5 ENV['BUNDLE_GEMFILE'] = "<%= current_path %>/Gemfile"

6 end

before_exec is run before Unicorn starts the new master process so setting the BUNDLE_GEMFILE environment variable here ensures it will always be set to the current directory not a release one.

Troubleshooting Process for Zero Downtime Deployment

Zero downtime deployment can be tricky to debug, the following process is a good starting point for debugging problems with code not reloading or the application appearing not to restart:

· Open one terminal window and ssh into the remote server as the deploy user

· Navigate to ~/apps/YOUR_APP_NAME/shared/logs

· Execute tail -f unicorn.log to show the Unicorn log in real time

· In a second terminal window ssh into the remote server as the deploy user

· In the second terminal execute sudo /etc/init.d/unicorn_YOUR_APP_NAME restart (check the naming by looking in the `/etc/init.d/ directory)

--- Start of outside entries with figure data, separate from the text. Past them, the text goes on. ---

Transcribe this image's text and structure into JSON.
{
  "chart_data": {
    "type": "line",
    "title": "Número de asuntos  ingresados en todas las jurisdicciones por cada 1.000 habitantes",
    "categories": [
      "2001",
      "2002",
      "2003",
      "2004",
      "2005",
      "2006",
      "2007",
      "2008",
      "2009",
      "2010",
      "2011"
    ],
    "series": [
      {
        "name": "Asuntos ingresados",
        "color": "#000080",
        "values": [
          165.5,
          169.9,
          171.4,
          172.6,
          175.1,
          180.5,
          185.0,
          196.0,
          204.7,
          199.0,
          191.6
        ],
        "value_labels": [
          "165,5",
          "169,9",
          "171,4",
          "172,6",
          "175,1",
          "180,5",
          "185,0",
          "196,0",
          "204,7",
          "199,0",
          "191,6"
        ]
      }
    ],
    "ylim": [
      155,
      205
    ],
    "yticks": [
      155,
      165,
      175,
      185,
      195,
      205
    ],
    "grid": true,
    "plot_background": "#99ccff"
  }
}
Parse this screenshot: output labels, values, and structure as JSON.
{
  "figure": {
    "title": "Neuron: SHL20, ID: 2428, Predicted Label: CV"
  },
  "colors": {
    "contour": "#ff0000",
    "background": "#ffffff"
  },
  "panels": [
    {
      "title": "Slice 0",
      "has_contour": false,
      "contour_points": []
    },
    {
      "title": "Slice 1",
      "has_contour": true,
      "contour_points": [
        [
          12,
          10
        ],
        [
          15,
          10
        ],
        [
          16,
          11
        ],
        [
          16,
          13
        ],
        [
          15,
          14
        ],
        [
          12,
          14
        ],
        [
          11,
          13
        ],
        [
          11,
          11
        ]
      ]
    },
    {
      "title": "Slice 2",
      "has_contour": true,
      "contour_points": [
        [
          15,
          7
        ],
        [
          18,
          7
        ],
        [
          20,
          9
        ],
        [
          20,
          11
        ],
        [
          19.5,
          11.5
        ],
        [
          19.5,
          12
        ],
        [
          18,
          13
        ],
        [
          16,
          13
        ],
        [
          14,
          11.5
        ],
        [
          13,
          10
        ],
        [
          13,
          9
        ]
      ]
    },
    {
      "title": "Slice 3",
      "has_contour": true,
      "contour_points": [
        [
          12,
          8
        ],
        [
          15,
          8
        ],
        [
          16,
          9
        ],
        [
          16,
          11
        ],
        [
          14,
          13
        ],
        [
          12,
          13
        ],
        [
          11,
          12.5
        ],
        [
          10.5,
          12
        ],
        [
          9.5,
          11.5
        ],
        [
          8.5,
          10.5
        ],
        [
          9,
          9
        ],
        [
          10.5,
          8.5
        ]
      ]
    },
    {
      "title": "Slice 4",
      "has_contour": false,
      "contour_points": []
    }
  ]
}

· Now watch the log in the first terminal, you should see output which includes Refreshing Gem List and eventually (this may take several minutes) killing master process (good thing tm)

If this fails with an exception, the exception should give good pointers as to the source of the problem.

If this works but restarts after deploys are still not working then repeat the process but in the second terminal, instead of ssh’ing into the remote server, execute cap STAGE deploy:restart and watch the log to see if behaviour is different.